Invece dopo nemmeno una settimana (la più lunga della mia vita), la gabbia si apre e mi fanno accomodare (parola grossa lo so),diciamo “accovacciare” in mezzo a loro e a gesti, mi fanno capire che non sono nemici e che sono il benvenuto.

Forse la loro divinità ha “garantito” per me e a questo punto la ringrazio anch’io.

Pian piano comincio ad ambientarmi, non si sta poi così male e anche gli indigeni sono, a  loro modo, cordiali. Selvaggi certo, ma affatto cattivi.

Mi insegnano i trucchi di caccia e pesca, a riconoscere dalle orme o dal verso i tanti e diversi animali, pericolosi o velenosi che vivono lì. In cambio io racconto di come è il mondo dall’altra parte dell’isola, delle macchine, dei telefoni, delle tante comodità, ecc..ma soprattutto della fretta  che contraddistingue le giornate di noi “uomini evoluti”.

Un corri corri che loro,ovviamente non conoscono. Hanno i loro tempi scanditi dal sole, dalla luna, dalle stagioni e poi sono così legati gli uni agli altri, così “vicini” da formare veramente un’unica grande famiglia.  Hanno tanto tempo da dedicare a loro stessi, da fare quasi invidia.

Insegno ai bambini a leggere, a scrivere e a fare i nodi da marinaio.

Quando  la sera però mi ritrovo solo nella mia capanna, la nostalgia del mio mondo e della mia vita, diventa immensa come la voglia di tornarci.

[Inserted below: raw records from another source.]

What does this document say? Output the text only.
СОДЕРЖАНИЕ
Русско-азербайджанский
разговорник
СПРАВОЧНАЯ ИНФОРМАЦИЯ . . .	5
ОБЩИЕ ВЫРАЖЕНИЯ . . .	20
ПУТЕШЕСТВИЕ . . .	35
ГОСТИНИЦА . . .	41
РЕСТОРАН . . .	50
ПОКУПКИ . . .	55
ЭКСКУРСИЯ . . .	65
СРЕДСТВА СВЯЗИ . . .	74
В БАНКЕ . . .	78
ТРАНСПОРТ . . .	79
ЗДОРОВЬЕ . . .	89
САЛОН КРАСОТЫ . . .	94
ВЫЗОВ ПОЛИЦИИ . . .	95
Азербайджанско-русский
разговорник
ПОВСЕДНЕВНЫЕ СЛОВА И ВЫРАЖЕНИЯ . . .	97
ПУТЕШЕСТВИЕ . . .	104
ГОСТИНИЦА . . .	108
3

Ne parlo con gli  amici indigeni che, vedendo in me sempre un velo di tristezza, decidono di aiutarmi a costruire  un’imbarcazione e a lasciarmi andare.

Così è.

La zattera è pronta, carico qualche provvista, saluto e abbraccio tutti con gratitudine e affetto, con la promessa di tornare, quindi prendo il largo.

Sono di nuovo in mare, questa volta però non come semplice mozzo, bensì come comandante della piccola e primitiva barca che mi riporterà finalmente a casa.